Independent Contractor or Employee?
Under the Fair Labor Standards Act (“FLSA”), the classification of a worker as an independent contractor or an employee determines, among other things, whether the worker is entitled to minimum wage or overtime. The Wage and Hour Division of the Department of Labor (“DOL”) has the responsibility of enforcing the FLSA and it believes that misclassification of workers is a serious problem for workers and the U.S. economy, including workers in the construction industry. However, whether a worker is classified as independent contractor or an employee has been subject to a test that many view as having been inconsistently applied.
The standard for determining whether a worker is an independent contractor or employee is known as the “economic realities” test. The test has traditionally been a six-factor balancing test that considers and weighs each of the following factors:
1) How much control does the employer have over the employee’s work?
2) Does the worker have an opportunity to earn more or less money based on how they manage the work?
3) Does the work own or invest in the equipment required to perform the work?
4) Does the work performed required a special skill?
5) Is this a long-term or permanent working relationship, or a short-term, temporary relationship?
6) How integral, or central, is the task performed by the worker to the business?
On January 7, 2021, the Trump Administration, seeking to add clarity to the analysis, published a final rule, “Independent Contractor Status under the Fair Labor Standards Act”, which established a revised five-factor “Economic-Reality Test” the DOL would implement to determine whether a worker is an independent contractor or employee. The Trump Administration’s revised “Economic-Reality Test” had two “core factors” to be primarily considered:
1) the nature and degree of the worker’s control over the work, and
2) the worker’s opportunity for profit and loss.
The three secondary factors that could be considered thereafter are:
3) the amount of skill required for the work,
4) the degree of permanence of the working relationship between the worker and the potential employer, and
5) whether the work is part of an integrated unit of production (or the individual works under circumstances analogous to a production line).
This final rule was to go into effect on March 8, 2021, but the Biden Administration delayed its implementation and, thereafter, on May 6, 2021, withdrew the rule.

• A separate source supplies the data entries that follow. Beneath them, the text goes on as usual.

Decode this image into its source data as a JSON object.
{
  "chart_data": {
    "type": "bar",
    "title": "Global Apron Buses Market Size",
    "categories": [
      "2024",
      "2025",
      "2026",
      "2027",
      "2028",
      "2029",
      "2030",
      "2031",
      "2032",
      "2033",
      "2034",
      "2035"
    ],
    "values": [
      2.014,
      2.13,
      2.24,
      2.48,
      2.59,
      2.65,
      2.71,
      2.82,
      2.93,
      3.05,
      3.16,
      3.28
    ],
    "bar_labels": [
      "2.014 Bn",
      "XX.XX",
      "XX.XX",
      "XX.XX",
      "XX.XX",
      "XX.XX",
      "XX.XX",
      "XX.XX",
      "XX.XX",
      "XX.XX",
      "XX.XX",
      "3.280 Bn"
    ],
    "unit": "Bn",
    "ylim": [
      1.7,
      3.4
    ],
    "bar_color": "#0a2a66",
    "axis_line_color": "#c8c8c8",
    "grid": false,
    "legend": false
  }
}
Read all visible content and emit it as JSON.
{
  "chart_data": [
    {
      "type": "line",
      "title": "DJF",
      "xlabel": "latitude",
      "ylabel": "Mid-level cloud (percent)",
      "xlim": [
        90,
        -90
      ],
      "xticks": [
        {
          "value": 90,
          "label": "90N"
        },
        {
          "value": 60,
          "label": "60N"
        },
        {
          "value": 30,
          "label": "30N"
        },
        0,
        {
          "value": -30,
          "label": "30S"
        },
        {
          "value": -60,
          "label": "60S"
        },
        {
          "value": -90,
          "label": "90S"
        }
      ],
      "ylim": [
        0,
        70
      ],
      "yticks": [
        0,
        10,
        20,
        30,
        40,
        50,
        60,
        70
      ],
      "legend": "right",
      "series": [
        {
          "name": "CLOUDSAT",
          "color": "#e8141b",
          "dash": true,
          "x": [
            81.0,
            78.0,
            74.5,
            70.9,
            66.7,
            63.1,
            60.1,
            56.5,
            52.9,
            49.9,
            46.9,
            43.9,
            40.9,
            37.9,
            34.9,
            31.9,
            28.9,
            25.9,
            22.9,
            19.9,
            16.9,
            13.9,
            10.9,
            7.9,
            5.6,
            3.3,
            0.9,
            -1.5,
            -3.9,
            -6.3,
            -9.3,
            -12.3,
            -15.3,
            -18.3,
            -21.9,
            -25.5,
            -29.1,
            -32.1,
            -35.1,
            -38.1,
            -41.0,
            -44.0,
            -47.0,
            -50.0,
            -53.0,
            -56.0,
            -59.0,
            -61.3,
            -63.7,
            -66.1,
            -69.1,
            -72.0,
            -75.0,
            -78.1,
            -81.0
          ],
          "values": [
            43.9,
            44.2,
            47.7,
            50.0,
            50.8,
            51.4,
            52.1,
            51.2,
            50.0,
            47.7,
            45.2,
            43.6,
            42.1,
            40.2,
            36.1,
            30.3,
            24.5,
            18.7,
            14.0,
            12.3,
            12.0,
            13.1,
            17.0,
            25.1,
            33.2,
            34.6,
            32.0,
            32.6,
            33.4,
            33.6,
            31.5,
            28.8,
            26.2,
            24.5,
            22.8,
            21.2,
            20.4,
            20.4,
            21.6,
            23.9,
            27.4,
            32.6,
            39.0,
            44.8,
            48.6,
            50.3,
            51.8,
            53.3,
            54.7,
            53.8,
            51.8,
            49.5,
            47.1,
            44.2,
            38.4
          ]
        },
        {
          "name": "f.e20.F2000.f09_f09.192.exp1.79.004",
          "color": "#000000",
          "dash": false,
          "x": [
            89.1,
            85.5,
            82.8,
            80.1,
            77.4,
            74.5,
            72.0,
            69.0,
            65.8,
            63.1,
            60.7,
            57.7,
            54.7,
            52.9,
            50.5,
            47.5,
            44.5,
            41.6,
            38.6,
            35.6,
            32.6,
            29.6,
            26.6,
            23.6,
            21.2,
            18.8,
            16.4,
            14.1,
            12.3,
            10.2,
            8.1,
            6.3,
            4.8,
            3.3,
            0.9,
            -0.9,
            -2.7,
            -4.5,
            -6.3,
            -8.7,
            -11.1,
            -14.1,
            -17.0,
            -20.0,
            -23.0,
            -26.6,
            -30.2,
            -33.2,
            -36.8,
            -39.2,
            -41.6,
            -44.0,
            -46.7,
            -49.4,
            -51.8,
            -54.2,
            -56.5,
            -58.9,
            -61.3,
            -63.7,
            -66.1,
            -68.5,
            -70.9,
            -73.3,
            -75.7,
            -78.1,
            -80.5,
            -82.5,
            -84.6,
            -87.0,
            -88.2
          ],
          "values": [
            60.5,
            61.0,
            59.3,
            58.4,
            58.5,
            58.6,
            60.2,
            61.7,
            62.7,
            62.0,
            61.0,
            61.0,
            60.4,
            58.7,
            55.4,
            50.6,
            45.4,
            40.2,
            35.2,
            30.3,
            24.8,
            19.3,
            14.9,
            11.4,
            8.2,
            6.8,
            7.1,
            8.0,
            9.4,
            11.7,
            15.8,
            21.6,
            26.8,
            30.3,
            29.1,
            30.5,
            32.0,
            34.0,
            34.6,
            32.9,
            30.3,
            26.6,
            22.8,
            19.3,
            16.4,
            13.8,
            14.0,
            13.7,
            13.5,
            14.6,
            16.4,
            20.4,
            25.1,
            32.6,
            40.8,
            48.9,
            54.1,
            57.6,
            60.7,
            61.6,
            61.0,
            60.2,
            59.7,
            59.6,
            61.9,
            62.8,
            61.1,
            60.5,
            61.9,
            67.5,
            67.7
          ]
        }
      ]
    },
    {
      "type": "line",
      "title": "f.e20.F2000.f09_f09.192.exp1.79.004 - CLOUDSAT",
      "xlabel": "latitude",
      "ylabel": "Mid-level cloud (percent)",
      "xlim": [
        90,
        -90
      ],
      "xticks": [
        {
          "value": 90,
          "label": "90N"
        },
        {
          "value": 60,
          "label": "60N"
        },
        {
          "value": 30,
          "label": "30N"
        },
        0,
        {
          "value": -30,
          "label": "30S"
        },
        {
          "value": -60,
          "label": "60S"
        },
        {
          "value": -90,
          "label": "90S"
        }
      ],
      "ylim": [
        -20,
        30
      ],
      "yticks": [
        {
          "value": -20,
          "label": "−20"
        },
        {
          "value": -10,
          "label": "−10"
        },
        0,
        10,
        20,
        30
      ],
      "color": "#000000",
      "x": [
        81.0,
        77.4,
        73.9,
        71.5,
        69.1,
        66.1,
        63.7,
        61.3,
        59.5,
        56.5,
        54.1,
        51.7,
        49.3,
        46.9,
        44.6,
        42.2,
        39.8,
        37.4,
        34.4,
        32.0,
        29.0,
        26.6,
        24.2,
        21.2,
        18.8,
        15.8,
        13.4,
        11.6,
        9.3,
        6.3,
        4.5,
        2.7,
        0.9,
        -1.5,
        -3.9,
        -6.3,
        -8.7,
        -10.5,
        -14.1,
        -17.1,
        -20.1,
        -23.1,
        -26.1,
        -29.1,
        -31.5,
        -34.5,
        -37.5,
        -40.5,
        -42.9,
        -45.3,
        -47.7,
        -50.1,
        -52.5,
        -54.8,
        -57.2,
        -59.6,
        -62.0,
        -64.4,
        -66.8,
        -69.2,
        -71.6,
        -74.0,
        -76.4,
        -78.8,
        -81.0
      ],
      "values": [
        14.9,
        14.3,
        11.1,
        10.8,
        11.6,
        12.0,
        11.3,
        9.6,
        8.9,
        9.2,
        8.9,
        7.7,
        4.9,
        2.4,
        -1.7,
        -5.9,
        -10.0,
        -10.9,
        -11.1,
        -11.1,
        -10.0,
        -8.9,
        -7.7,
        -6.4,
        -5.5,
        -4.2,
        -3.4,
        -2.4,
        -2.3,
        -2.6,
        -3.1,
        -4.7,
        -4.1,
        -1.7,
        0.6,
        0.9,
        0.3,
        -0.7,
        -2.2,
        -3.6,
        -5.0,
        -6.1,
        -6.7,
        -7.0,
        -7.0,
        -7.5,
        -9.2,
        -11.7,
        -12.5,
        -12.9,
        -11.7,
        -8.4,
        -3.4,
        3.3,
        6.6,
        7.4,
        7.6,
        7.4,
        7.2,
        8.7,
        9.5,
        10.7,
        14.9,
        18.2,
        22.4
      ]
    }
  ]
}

The Biden Administration’s withdrawal of the rule returned the analysis to the traditional six-factor balancing test. However, on March 14, 2022, the Trump Administration’s final rule was reinstated by the Judge Marcia Crone of the U.S. District Court for the Eastern District of Texas.
Judge Crone found that the Biden Administration had failed to delay and withdraw the Trump Administration’s final rule in accordance with the Administrative Procedures Act. Judge Crone further stated that the Trump Administration was attempting to clarify the definition of “independent contractor” under the Fair Labor Standards Act because federal courts had applied the traditional economic-realities test inconsistently. Accordingly, the Department of Labor was required to revert to the revised five-factor “Economic-Reality Test” implemented by the Trump Administration.
Yet, Judge Crone’s ruling does not appear to be the last word on the “economic-realities test.” The DOL has recently indicated that it plans to engage in rulemaking on determining employee or independent contractor status under the FLSA. In fact, the DOL held employer and worker public forums in June to hear the perspectives of those who would be affected. Whether the Biden Administration reverts the traditional six-factor test, retains the revised five-factor test, or creates or adopts a new test, such as California’s three-factor test, is to be seen.